S&P Case Shiller Home Price Index Update

The S&P Case Shiller Home Price index was updated yesterday with data through November 2010. Here is the press release [PDF]. Here is the housing price index from 1987 to November 2010. (Click to enlarge.)

I don’t look to closely into these things or like to make crystal ball predictions, but I like to check in occasionally to see what’s happening. It looks like we are still hovering around 2003 price levels.

Selected quotes from the press release:

Data through November 2010, released today by Standard & Poor’s for its S&P/Case-Shiller1 Home Price Indices, the leading measure of U.S. home prices, show a deceleration in the annual growth rates in 17 of the 20 MSAs and the 10- and 20-City Composites compared to what was reported for October 2010. The 10-City Composite was down 0.4% and the 20-City Composite fell 1.6% from their November 2009 levels. Home prices fell in 19 of 20 MSAs and both Composites in November from their October levels.
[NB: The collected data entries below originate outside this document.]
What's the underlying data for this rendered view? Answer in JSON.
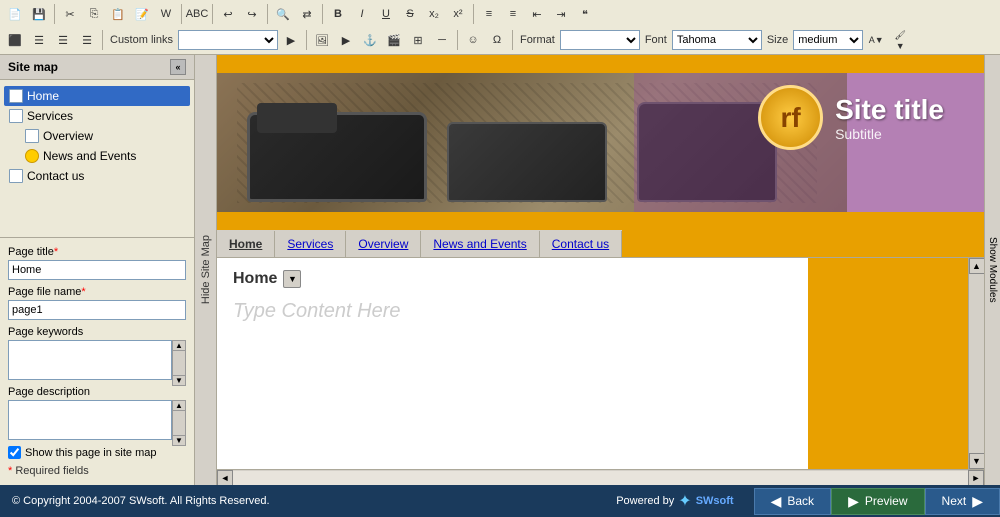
{
  "app": {
    "title": "Site map"
  },
  "toolbar": {
    "format_label": "Format",
    "font_label": "Font",
    "font_value": "Tahoma",
    "size_label": "Size",
    "size_value": "medium",
    "custom_links": "Custom links"
  },
  "sitemap": {
    "title": "Site map",
    "items": [
      {
        "id": "home",
        "label": "Home",
        "type": "page",
        "selected": true,
        "indent": 0
      },
      {
        "id": "services",
        "label": "Services",
        "type": "page",
        "selected": false,
        "indent": 0
      },
      {
        "id": "overview",
        "label": "Overview",
        "type": "page",
        "selected": false,
        "indent": 1
      },
      {
        "id": "news-events",
        "label": "News and Events",
        "type": "news",
        "selected": false,
        "indent": 1
      },
      {
        "id": "contact",
        "label": "Contact us",
        "type": "page",
        "selected": false,
        "indent": 0
      }
    ]
  },
  "page_props": {
    "title_label": "Page title",
    "title_required": true,
    "title_value": "Home",
    "filename_label": "Page file name",
    "filename_required": true,
    "filename_value": "page1",
    "keywords_label": "Page keywords",
    "description_label": "Page description",
    "show_sitemap_label": "Show this page in site map",
    "required_label": "Required fields"
  },
  "hide_panel": {
    "label": "Hide Site Map"
  },
  "site_header": {
    "logo_symbol": "rf",
    "site_title": "Site title",
    "subtitle": "Subtitle"
  },
  "nav": {
    "items": [
      {
        "id": "home",
        "label": "Home",
        "active": true
      },
      {
        "id": "services",
        "label": "Services",
        "active": false
      },
      {
        "id": "overview",
        "label": "Overview",
        "active": false
      },
      {
        "id": "news-events",
        "label": "News and Events",
        "active": false
      },
      {
        "id": "contact",
        "label": "Contact us",
        "active": false
      }
    ]
  },
  "content": {
    "page_title": "Home",
    "placeholder": "Type Content Here"
  },
  "footer": {
    "copyright": "© Copyright 2004-2007 SWsoft. All Rights Reserved.",
    "powered_by": "Powered by",
    "swsoft": "SWsoft",
    "back_label": "Back",
    "preview_label": "Preview",
    "next_label": "Next"
  },
  "show_modules_label": "Show Modules"
}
In November, only four MSAs – Los Angeles, San Diego, San Francisco and Washington DC – showed year-over-year gains. The Composite indices remain above their spring 2009 lows; however, nine markets – Atlanta, Charlotte, Chicago, Detroit, Las Vegas, Miami, Portland (OR), Seattle and Tampa – hit their lowest levels since home prices peaked in 2006 and 2007, meaning that average home prices in those markets have fallen even further than the lows set in the spring of 2009.
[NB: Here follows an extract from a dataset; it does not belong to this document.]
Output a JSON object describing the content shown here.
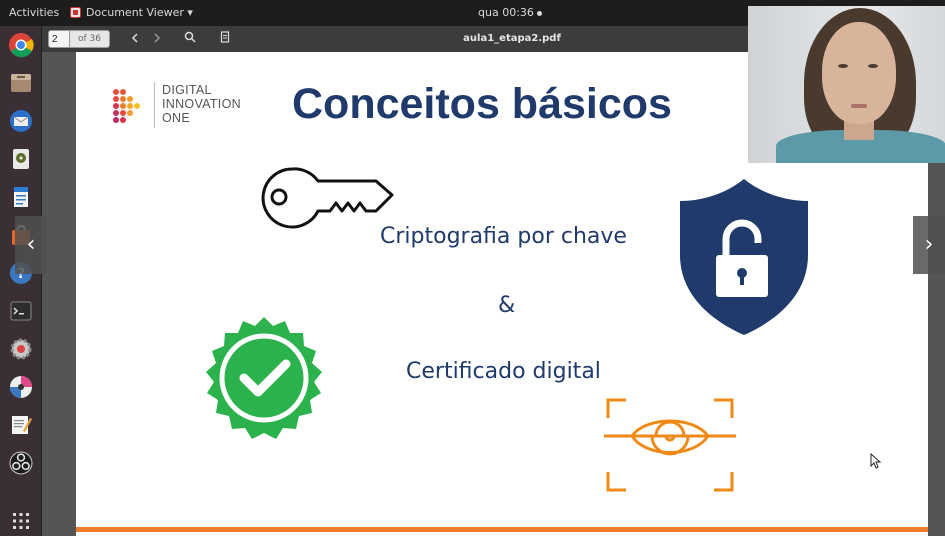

  1. Prices will remain weak for some time. Banks still have large inventories of homes that they need to release to the market. Until the economy starts to show real growth, foreclosures will continue

  2. hawks5999 says:

    Zillow has been whacking about $1,000 every three days off my Seattle area home since end of November. Local experts forecast that we will be back to 2007 levels (our peak) no sooner than 2017. I could see us dropping further to 2002 level in 2012 (double-dip) before making a move back up. Ugly with a capital Uggggh.
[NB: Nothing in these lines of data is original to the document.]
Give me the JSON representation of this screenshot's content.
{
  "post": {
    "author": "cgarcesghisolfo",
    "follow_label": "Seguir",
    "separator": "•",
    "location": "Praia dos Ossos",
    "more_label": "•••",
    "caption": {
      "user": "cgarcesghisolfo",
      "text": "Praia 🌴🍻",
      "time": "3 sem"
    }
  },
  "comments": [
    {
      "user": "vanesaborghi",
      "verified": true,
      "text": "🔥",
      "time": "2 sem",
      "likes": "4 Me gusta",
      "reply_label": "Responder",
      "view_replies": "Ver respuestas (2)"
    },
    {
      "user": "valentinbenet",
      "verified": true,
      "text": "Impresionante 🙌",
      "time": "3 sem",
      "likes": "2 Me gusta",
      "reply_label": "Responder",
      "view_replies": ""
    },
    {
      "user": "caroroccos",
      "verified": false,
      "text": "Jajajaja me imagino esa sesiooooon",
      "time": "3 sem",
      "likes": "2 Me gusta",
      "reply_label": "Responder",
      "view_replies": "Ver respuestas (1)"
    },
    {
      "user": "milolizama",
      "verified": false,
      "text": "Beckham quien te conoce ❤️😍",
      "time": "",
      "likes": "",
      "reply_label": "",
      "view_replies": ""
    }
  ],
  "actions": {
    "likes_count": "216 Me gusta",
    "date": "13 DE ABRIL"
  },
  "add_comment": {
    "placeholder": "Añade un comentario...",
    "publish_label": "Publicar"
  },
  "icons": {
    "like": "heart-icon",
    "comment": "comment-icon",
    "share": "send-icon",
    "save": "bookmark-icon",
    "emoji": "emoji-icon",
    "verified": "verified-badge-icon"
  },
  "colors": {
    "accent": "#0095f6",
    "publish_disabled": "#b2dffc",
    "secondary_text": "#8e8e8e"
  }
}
  3. Are the Case-Shiller Home Price Index figures as shown in the chart inflation adjusted?

    It looks like Year 2000 is taken as “100” reference point. Today, the index is around “150”. So does the chart say that home prices are still 50% higher now than year 2000 in real (inflation-adjusted) terms?

  4. Yes, according to the S&P website, the Indices have a base value of 100 on January 2000. I don’t see anything about them being adjusted for inflation on this chart. There are inflation-adjusted versions of this chart, but I don’t think this one is.

  5. I wonder if that little 1-2% down turn at the end of the graph is the 2nd half of the double dip people are talking about?

    My home is currently at about 2005 level. Thats about 20% higher than 2000 prices.

    Since most markets are down 1/3 or more off the peak it would take at least 5 years of 5% growth to return to the 2006-2007 highs. Most markets can’t expect 5% annual growth so it should be mroe like 7-10 years till we hit the peaks again.